Figure 5.

In vitro study of N-terminal domain/C-terminal domain oligomerization interfaces triple mutant WNL-mVP40.A, ribbon maps of W83R/N148A/L226R (WNL) mutant, indicating the difference in deuteration percentage in the presence of PC:PS (55%:45%) liposomes over the entire exchange period. Each row corresponds to each time point from 10 to 1000 s. Color coding: blue indicates the regions that exchange slower and red indicates the regions that exchange faster in the presence of liposomes.
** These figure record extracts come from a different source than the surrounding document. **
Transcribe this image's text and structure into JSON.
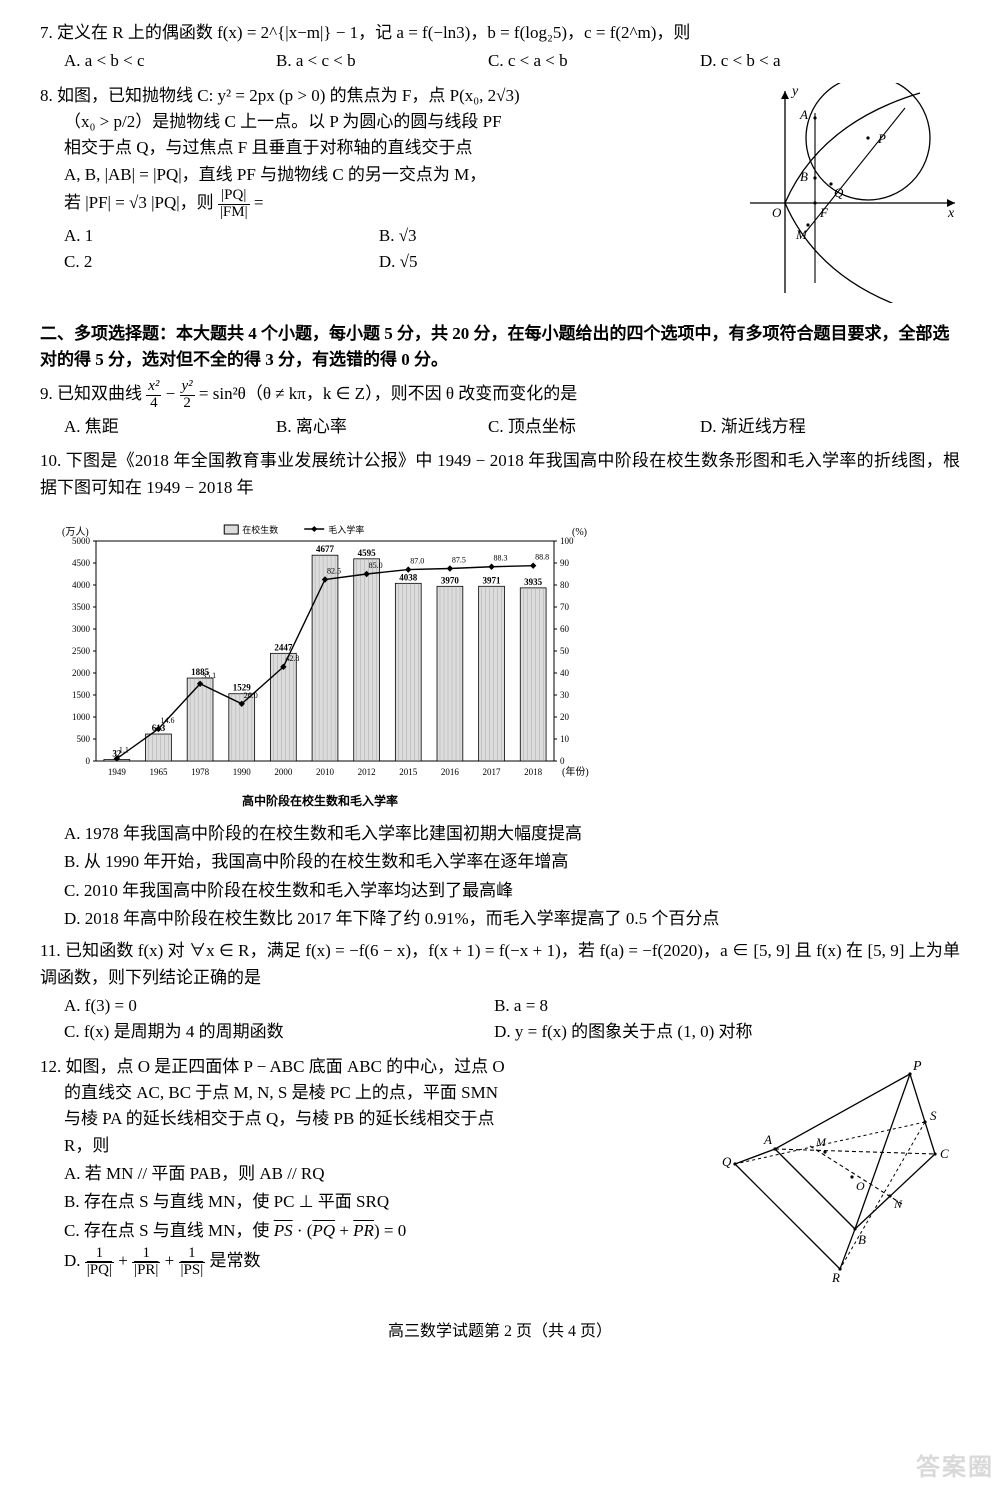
{
  "q7": {
    "stem": "7. 定义在 R 上的偶函数 f(x) = 2^{|x−m|} − 1，记 a = f(−ln3)，b = f(log₂5)，c = f(2^m)，则",
    "A": "A. a < b < c",
    "B": "B. a < c < b",
    "C": "C. c < a < b",
    "D": "D. c < b < a"
  },
  "q8": {
    "line1": "8. 如图，已知抛物线 C: y² = 2px (p > 0) 的焦点为 F，点 P(x₀, 2√3)",
    "line2": "（x₀ > p/2）是抛物线 C 上一点。以 P 为圆心的圆与线段 PF",
    "line3": "相交于点 Q，与过焦点 F 且垂直于对称轴的直线交于点",
    "line4": "A, B, |AB| = |PQ|，直线 PF 与抛物线 C 的另一交点为 M，",
    "line5_pre": "若 |PF| = √3 |PQ|，则 ",
    "line5_frac_n": "|PQ|",
    "line5_frac_d": "|FM|",
    "line5_post": " =",
    "A": "A. 1",
    "B": "B. √3",
    "C": "C. 2",
    "D": "D. √5",
    "fig": {
      "labels": {
        "y": "y",
        "x": "x",
        "O": "O",
        "F": "F",
        "A": "A",
        "B": "B",
        "P": "P",
        "Q": "Q",
        "M": "M"
      },
      "axis_color": "#000",
      "curve_color": "#000"
    }
  },
  "section2": "二、多项选择题：本大题共 4 个小题，每小题 5 分，共 20 分，在每小题给出的四个选项中，有多项符合题目要求，全部选对的得 5 分，选对但不全的得 3 分，有选错的得 0 分。",
  "q9": {
    "stem_pre": "9. 已知双曲线 ",
    "frac1_n": "x²",
    "frac1_d": "4",
    "mid": " − ",
    "frac2_n": "y²",
    "frac2_d": "2",
    "stem_post": " = sin²θ（θ ≠ kπ，k ∈ Z），则不因 θ 改变而变化的是",
    "A": "A. 焦距",
    "B": "B. 离心率",
    "C": "C. 顶点坐标",
    "D": "D. 渐近线方程"
  },
  "q10": {
    "stem": "10. 下图是《2018 年全国教育事业发展统计公报》中 1949 − 2018 年我国高中阶段在校生数条形图和毛入学率的折线图，根据下图可知在 1949 − 2018 年",
    "A": "A. 1978 年我国高中阶段的在校生数和毛入学率比建国初期大幅度提高",
    "B": "B. 从 1990 年开始，我国高中阶段的在校生数和毛入学率在逐年增高",
    "C": "C. 2010 年我国高中阶段在校生数和毛入学率均达到了最高峰",
    "D": "D. 2018 年高中阶段在校生数比 2017 年下降了约 0.91%，而毛入学率提高了 0.5 个百分点",
    "chart": {
      "type": "bar+line",
      "title": "高中阶段在校生数和毛入学率",
      "y1_label": "(万人)",
      "y2_label": "(%)",
      "x_label": "(年份)",
      "legend_bar": "在校生数",
      "legend_line": "毛入学率",
      "categories": [
        "1949",
        "1965",
        "1978",
        "1990",
        "2000",
        "2010",
        "2012",
        "2015",
        "2016",
        "2017",
        "2018"
      ],
      "bars": [
        32,
        613,
        1885,
        1529,
        2447,
        4677,
        4595,
        4038,
        3970,
        3971,
        3935
      ],
      "bar_labels": [
        "32",
        "613",
        "1885",
        "1529",
        "2447",
        "4677",
        "4595",
        "4038",
        "3970",
        "3971",
        "3935"
      ],
      "line": [
        1.1,
        14.6,
        35.1,
        26.0,
        42.8,
        82.5,
        85.0,
        87.0,
        87.5,
        88.3,
        88.8
      ],
      "line_labels": [
        "1.1",
        "14.6",
        "35.1",
        "26.0",
        "42.8",
        "82.5",
        "85.0",
        "87.0",
        "87.5",
        "88.3",
        "88.8"
      ],
      "y1_lim": [
        0,
        5000
      ],
      "y1_step": 500,
      "y2_lim": [
        0,
        100
      ],
      "y2_step": 10,
      "bar_fill": "#dcdcdc",
      "bar_hatch": "#9c9c9c",
      "line_color": "#000",
      "marker": "diamond",
      "border_color": "#000",
      "grid_color": "#c0c0c0",
      "font_size": 9
    }
  },
  "q11": {
    "stem": "11. 已知函数 f(x) 对 ∀x ∈ R，满足 f(x) = −f(6 − x)，f(x + 1) = f(−x + 1)，若 f(a) = −f(2020)，a ∈ [5, 9] 且 f(x) 在 [5, 9] 上为单调函数，则下列结论正确的是",
    "A": "A. f(3) = 0",
    "B": "B. a = 8",
    "C": "C. f(x) 是周期为 4 的周期函数",
    "D": "D. y = f(x) 的图象关于点 (1, 0) 对称"
  },
  "q12": {
    "line1": "12. 如图，点 O 是正四面体 P − ABC 底面 ABC 的中心，过点 O",
    "line2": "的直线交 AC, BC 于点 M, N, S 是棱 PC 上的点，平面 SMN",
    "line3": "与棱 PA 的延长线相交于点 Q，与棱 PB 的延长线相交于点",
    "line4": "R，则",
    "A": "A. 若 MN // 平面 PAB，则 AB // RQ",
    "B": "B. 存在点 S 与直线 MN，使 PC ⊥ 平面 SRQ",
    "Cpre": "C. 存在点 S 与直线 MN，使 ",
    "Cvec1": "PS",
    "Cdot": " · (",
    "Cvec2": "PQ",
    "Cplus": " + ",
    "Cvec3": "PR",
    "Cpost": ") = 0",
    "Dpre": "D. ",
    "Dfrac_n": "1",
    "Dfrac_d1": "|PQ|",
    "Dfrac_d2": "|PR|",
    "Dfrac_d3": "|PS|",
    "Dplus": " + ",
    "Dpost": " 是常数",
    "fig": {
      "labels": {
        "P": "P",
        "A": "A",
        "B": "B",
        "C": "C",
        "O": "O",
        "M": "M",
        "N": "N",
        "S": "S",
        "Q": "Q",
        "R": "R"
      },
      "stroke": "#000"
    }
  },
  "footer": "高三数学试题第 2 页（共 4 页）",
  "watermark": "答案圈"
}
B, liposome sedimentation assay of WNL-mVP40 was performed using control membranes (no anionic lipids) or anionic membranes (30% PS:2.5% PI(4,5)P₂). C, oligomerization profile of WNL according to different anionic membranes 30%PS:2.5%PI(4,5)P₂ (molar ratio), 30% PS only, and 5% PI(4,5)P₂ only, determined from number and brightness analysis. D, representative original composite of the time-lapsed images (left), the number of pixels versus intensity plot (middle), and brightness selection plot of the 30%PS:2.5%PI(4,5)P₂-containing giant unilamellar vesicle (GUV) (right). Two-way ANOVA with multiple comparisons were performed compared with WT-mVP40. (∗∗∗∗p < 0.0001).